"We build too many walls and not enough bridges." ~Sir Isaac Newton
"Thinking too well of people often allows them to be better than they otherwise would." ~Nelson Mandela
For most of us, it was around some point in Elementary School where we realized for the first time that there were just some people we didn’t like. As time went on and we developed our own sense of self, those numbers slowly expanded. In today’s work world you are going to “bump-heads” with more than a few people. The more people you interact with, the more likely that number is to jump higher. For leaders this can mean suppliers, employees, peers, customers, or their boss.
Your productivity and effectiveness as a leader often requires you to work alongside individuals you don’t particularly care for in the interests of your organizational goals. How you deal with people you don’t care for can tell you a lot about your maturity not just as a person, but as a leader as well. Below are 10 ways that great leaders look past their own dislike of an individual so that the organization can keep moving forward towards its goals.
They accept that they are not going to like everyone – There are as many personalities and competing agendas as there are people in the world.
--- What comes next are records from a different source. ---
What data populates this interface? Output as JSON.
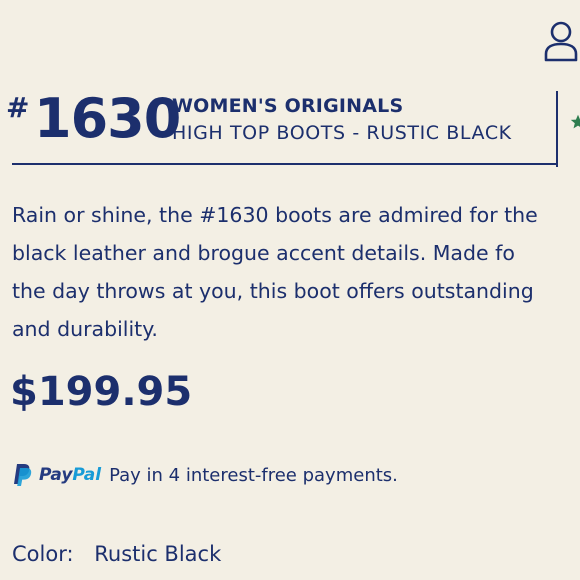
{
  "header": {
    "hash": "#",
    "model_number": "1630",
    "collection": "WOMEN'S ORIGINALS",
    "product_name": "HIGH TOP BOOTS - RUSTIC BLACK"
  },
  "description": {
    "lines": [
      "Rain or shine, the #1630 boots are admired for the",
      "black leather and brogue accent details. Made fo",
      "the day throws at you, this boot offers outstanding",
      "and durability."
    ]
  },
  "price": "$199.95",
  "paypal": {
    "brand_pay": "Pay",
    "brand_pal": "Pal",
    "message": "Pay in 4 interest-free payments."
  },
  "color": {
    "label": "Color:",
    "value": "Rustic Black"
  },
  "icons": {
    "account": "user-icon",
    "rating": "star-icon",
    "paypal": "paypal-icon"
  },
  "colors": {
    "text": "#1c2f6d",
    "background": "#f3efe4",
    "paypal_dark": "#253b80",
    "paypal_light": "#179bd7",
    "star": "#2e7d4f"
  }
}
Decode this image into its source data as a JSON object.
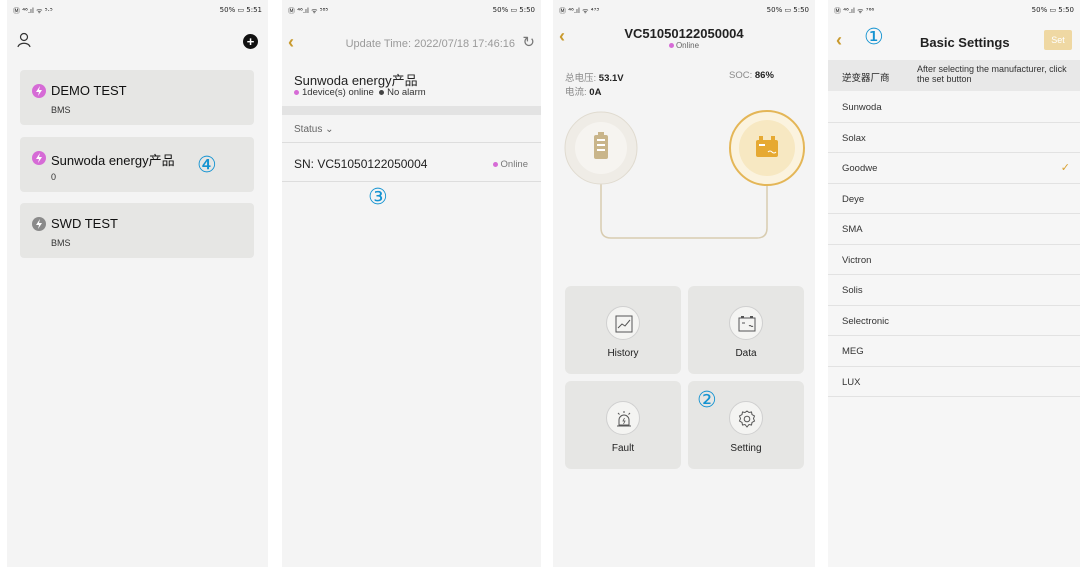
{
  "screen1": {
    "status_left": "Ⓜ ⁴⁶.ıl ᯤ ⁵·⁵",
    "status_right": "50% ▭ 5:51",
    "devices": [
      {
        "name": "DEMO TEST",
        "sub": "BMS",
        "color": "#d66bd6"
      },
      {
        "name": "Sunwoda energy产品",
        "sub": "0",
        "color": "#d66bd6"
      },
      {
        "name": "SWD TEST",
        "sub": "BMS",
        "color": "#8a8a8a"
      }
    ],
    "annotation": "④"
  },
  "screen2": {
    "status_left": "Ⓜ ⁴⁶.ıl ᯤ ⁵⁸⁵",
    "status_right": "50% ▭ 5:50",
    "update_time": "Update Time:  2022/07/18 17:46:16",
    "project_name": "Sunwoda energy产品",
    "online_text": "1device(s) online",
    "alarm_text": "No alarm",
    "status_label": "Status",
    "sn_text": "SN:  VC51050122050004",
    "sn_status": "Online",
    "annotation": "③"
  },
  "screen3": {
    "status_left": "Ⓜ ⁴⁶.ıl ᯤ ⁴⁷³",
    "status_right": "50% ▭ 5:50",
    "device_id": "VC51050122050004",
    "status": "Online",
    "voltage_label": "总电压:",
    "voltage_value": "53.1V",
    "current_label": "电流:",
    "current_value": "0A",
    "soc_label": "SOC:",
    "soc_value": "86%",
    "tiles": [
      "History",
      "Data",
      "Fault",
      "Setting"
    ],
    "annotation": "②"
  },
  "screen4": {
    "status_left": "Ⓜ ⁴⁶.ıl ᯤ ⁷⁶⁶",
    "status_right": "50% ▭ 5:50",
    "title": "Basic Settings",
    "set_label": "Set",
    "manufacturer_label": "逆变器厂商",
    "hint": "After selecting the manufacturer, click the set button",
    "manufacturers": [
      "Sunwoda",
      "Solax",
      "Goodwe",
      "Deye",
      "SMA",
      "Victron",
      "Solis",
      "Selectronic",
      "MEG",
      "LUX"
    ],
    "selected": "Goodwe",
    "annotation": "①"
  },
  "colors": {
    "accent": "#c99a2e",
    "online": "#d66bd6",
    "annotation": "#1493d1"
  }
}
Some of those are going to conflict. Just because you don’t like a person, doesn’t mean that you or they are “bad”. Some people are just “oil and water” to each other, but that doesn’t make the oil or water bad. In fact, both of those things are essential. Accept that you don’t need to be friends with all of your employees.
They bear with (not ignore or dismiss) those they don’t like – When you need to work with someone you don’t like, it’s best to just jump right in and start working. Great leaders focus on the goals, not the people they will be forced to collaborate with to get there. They also realize that dismissing, ignoring or trying to work around that person not only strains the relationship further, but also makes everything harder which is counterproductive to their personal goals.
They treat those they don’t like with civility – “Don’t poke the bear” was something my father would say when wanting to have me exercise caution with someone or something. Showing kindness and remaining positive in the face of someone you dislike allows for you to make the most of the situation, not tear it down further. Giving in to dislike in your interactions with the particular person is a destructive trait and great leaders recognize this.
They check their own expectations – In many cases where you don’t like an individual, your own issues can be a contributing factor to that dislike. Maybe you are expecting an unrealistic level of productivity/contribution or maybe you disagree with an approach they use with their work. Regardless of what the specific reason, our own “baggage” for lack of a better word can make matters worth. The fault never lies solely with one side and you can only change yourself.
Figure out why they bother them – Being able to deal with an individual you don’t care for is made MUCH easier if you can identify what it is that bothers you. When you can identify that, you can identify all of the areas where they don’t. This allows you to better focus on the positive side of the relationship and help you to deal better with those times when they do bother you by focusing your energy on those times when you may need more of it.
They pause and take a deep breath – The 2-3 seconds it takes to take a deep breath can be the difference between further straining a relationship and pushing forward. It gives you time to think instead of react and a chance to calm yourself in the face of frustration. While it is a good habit to get into before making any decision, it becomes especially important when working with someone you don’t particularly care for.
They allow space between them – While you don’t want to ignore an individual you need to work with, you don’t have to pretend you are best buddies and hang out with them all of the time. Establishing boundaries and space is a responsible way to manage the relationship. Maybe some communication is through e-mail that you would usually come visit their cube for, maybe you can take your lunch at separate times or pick a workspace further away. Any of these can be a great way to cope with a situation so that you can be constructive when needed.
Focus on how they benefit your team – Attempting to find a reason to like them may be pushing it in some instances. What great leaders really want is to be able to work effectively with the person they don’t like. By focusing on how the individual benefits the team (and there is almost always a reason that they do) the leader reveals a “like” in a constructive way. This also helps create a respect for the individual where it may have been eroding by recognizing their talent in a particular area.
Observe how others handle them – In many (if not most) cases, you won’t be the only one that has an issue with a person. Noticing how others handle their interactions with this individual will give you an idea of what works, what doesn’t and give support to the idea it isn’t just you.
Help them – Extending the olive branch by helping out an individual you don’t like has enormous benefits. You will feel better about yourself, the person in question will feel better about you, and this action could be the spark that creates a mutual understanding that repairs any rift between the two of you. Relationships go through ups and downs and just because you don’t like someone now doesn’t mean you won’t like them a great deal at another time. Helping them out when they need it can be a great catalyst to this shift.
There will be a whole buffet of situations that come up in your career that are difficult, confusing, uncomfortable and senseless. Great leaders find ways to move past all of these areas to maintain productivity and to reach their personal and professional goals. People they dislike are just one more thing they find ways to work through.